底質の経年変化を調査、高田高と東海大が共同研究/広田湾

▲ 採取サンプルをふるいにかける生徒ら=高田高校

 東海大学と県立高田高校海洋システム科の共同研究が23日に同校で始まった。同大が広田湾海底で採取したサンプルを高校生とともに分析していく実験で、高校・大学が継続的な調査・分析を行い、湾内底質の経年変化のデータをまとめていく。

 同大による海底調査は、東北マリンサイエンス拠点形成事業「海洋生態系の調査研究」の一環として震災後の平成24年から始まった。文部科学省の海洋生態系研究開発拠点機能形成事業費補助金制度により実施しており、東海大学は国立研究開発法人・海洋研究開発機構(JAMSTEC)と共同で大船渡湾、広田湾などで震災による海底環境変化、海洋生態系を調査している。

 これまでの調査により、広田湾においては▽津波の影響で水深40㍍付近まで砂質堆積物に覆われている▽気仙川河口付近には砂帯が存在し、この面積は経年的に減少傾向にある▽湾全体に泥質が広がりつつある──などの結果が得られている。調査の過程では、湾内で震災によって流出したものとみられる車両も発見された。

 地元漁協や県への調査結果説明、地元住民に対する講座などを行ってきたが、今回、地域による海洋環境理解のための共同参画型の取り組みが必要として同校生徒を対象とした底質分析を企画。この日は、同大海洋学部海洋地球科学科の坂本泉准教授と学生らが同校を訪問し、海洋システム科海洋科学コースの2年生8人を対象に実験を行った。

 実験では、東海大学が昨年10月に湾内100カ所で採取したサンプルを使用。サンプル100㌘を蒸発皿に取り、恒温機で乾燥させた後、乾燥させたものの重さを計量し、16㍉分の1メッシュのふるいで泥を落とす。再び蒸発皿に戻して乾燥させて計量し、2㍉メッシュのふるいで砂と礫を分けていく。そこから含礫率、含砂率、含泥率を計算。作業を採取別に行っていき、湾内の底質を図で示していく。

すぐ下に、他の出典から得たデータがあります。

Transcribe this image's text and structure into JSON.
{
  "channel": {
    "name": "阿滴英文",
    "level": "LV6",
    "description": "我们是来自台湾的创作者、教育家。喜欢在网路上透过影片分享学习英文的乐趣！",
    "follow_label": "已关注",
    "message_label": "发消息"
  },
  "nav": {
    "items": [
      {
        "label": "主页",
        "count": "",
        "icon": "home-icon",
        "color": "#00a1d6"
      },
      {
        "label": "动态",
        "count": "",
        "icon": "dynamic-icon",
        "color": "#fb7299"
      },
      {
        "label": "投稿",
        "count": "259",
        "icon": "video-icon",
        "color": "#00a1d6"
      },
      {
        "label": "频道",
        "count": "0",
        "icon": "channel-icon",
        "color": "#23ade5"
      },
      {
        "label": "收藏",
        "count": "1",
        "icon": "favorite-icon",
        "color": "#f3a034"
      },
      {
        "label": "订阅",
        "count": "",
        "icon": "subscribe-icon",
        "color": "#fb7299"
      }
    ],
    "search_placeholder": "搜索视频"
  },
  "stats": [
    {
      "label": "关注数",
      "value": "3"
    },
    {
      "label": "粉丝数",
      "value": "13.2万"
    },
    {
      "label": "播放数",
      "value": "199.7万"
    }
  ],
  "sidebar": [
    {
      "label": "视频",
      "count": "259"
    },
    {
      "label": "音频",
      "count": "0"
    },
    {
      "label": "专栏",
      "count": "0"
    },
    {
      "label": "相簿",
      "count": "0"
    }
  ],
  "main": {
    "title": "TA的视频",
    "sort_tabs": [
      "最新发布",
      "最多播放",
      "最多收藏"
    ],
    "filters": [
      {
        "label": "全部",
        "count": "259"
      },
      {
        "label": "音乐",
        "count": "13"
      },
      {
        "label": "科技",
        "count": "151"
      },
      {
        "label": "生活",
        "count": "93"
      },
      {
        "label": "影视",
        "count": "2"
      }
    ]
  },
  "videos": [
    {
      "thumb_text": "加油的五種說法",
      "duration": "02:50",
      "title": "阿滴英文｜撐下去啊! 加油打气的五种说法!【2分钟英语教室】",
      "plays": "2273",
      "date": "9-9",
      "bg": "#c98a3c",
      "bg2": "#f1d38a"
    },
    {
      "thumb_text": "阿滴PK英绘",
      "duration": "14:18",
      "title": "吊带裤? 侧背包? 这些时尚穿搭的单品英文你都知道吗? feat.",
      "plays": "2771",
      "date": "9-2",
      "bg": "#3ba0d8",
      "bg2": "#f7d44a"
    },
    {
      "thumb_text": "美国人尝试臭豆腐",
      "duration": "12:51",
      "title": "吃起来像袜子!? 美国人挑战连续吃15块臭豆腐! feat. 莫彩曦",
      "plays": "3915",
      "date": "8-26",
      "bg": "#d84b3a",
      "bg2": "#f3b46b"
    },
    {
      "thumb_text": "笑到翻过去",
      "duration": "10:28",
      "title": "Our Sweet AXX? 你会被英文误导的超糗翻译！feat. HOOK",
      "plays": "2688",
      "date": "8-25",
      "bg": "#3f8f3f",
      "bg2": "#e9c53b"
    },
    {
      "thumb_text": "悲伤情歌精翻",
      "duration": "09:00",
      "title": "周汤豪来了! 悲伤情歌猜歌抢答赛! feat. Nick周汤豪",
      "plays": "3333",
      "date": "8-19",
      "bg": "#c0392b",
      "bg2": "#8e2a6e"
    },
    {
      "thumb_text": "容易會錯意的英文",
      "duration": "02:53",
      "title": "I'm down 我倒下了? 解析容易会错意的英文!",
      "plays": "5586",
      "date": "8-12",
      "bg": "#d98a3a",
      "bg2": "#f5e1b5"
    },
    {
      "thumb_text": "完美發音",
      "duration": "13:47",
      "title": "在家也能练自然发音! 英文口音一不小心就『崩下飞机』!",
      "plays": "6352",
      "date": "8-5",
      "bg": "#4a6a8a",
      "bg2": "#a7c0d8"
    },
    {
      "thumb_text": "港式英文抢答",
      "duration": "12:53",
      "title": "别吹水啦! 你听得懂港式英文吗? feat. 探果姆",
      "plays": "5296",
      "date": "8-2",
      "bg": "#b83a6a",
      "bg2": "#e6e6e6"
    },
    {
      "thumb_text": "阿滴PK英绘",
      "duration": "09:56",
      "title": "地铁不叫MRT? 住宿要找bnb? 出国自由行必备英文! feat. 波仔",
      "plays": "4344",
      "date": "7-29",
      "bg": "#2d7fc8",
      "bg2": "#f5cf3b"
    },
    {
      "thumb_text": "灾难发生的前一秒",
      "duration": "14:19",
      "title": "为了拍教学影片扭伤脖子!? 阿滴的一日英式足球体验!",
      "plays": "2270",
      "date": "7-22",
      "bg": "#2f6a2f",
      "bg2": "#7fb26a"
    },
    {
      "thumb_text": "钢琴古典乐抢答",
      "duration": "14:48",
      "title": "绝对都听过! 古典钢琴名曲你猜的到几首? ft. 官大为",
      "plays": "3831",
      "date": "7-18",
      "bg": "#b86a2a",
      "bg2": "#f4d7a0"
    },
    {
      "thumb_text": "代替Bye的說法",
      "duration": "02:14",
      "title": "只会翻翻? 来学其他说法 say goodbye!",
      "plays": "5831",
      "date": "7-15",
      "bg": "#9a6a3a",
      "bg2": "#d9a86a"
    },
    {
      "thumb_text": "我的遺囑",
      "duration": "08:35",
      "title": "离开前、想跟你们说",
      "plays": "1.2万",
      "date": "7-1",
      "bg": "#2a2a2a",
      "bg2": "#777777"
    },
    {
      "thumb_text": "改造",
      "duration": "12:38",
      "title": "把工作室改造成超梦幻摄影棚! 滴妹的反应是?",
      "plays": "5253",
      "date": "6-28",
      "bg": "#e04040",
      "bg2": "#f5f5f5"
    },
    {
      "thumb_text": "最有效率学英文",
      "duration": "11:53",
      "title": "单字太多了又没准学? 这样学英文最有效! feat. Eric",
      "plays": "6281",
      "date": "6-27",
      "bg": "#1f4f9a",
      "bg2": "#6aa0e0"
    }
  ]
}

 今回の実験では同日と25日の2日間かけて100カ所分の分別作業を行う予定。今後も共同調査で地元湾の底質を調べながら、大学・高校間で分析結果を共有していく。

 同校の増田紬さんは「作業は大変だったけど、この実験を通して震災の影響などを詳しく知りたい。後輩にも継いでいってほしい」と話していた。